Fri Oct 28 16:46:38 UTC 2016

Hi,

It bugs me our GC workers are following the odd HS tradition of forking
out the piece of work, and pushing the rest of the work back on queue.
This effectively serializes the balancing work: with N workers, there
should be N consecutive cutout-submit-steal interactions. Worse, this
only gets amortized if the chunk work takes more time than queue
stealing (which is a dangerous assumption to make).

In fork/join world, we know how to seed the work queues more
efficiently: you divide in half, and let others steal the largest half.
Then you keep dividing until you hit the leaf task, which you can then
execute. The upside of this is that stealers always get "larger" chunks
of work, which they break down for themselves.

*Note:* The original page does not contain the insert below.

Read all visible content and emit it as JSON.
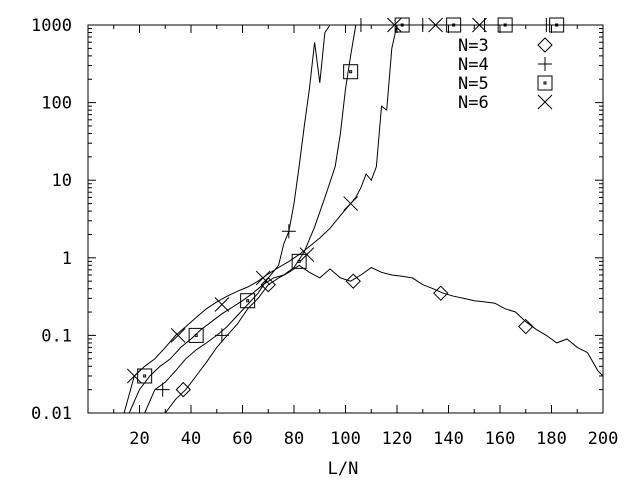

This is what this patch does:
 http://cr.openjdk.java.net/~shade/shenandoah/concmark-proper-dnc/webrev.01/
 (also did a few renames and comments)

There are no clear performance improvements on our workloads, because
mark costs are completely dominated by cache misses on "marked" bitset.
But there is a chicken-and-egg problem: optimizing for faster marks
would trim down the chunk work size, and run into task disbalance
because of this issue. So I prefer to nail this down before it hits us.

Testing: hs_gc_sheneandoah, SPECjvm2008, some microbenchmarks

Thanks,
-Aleksey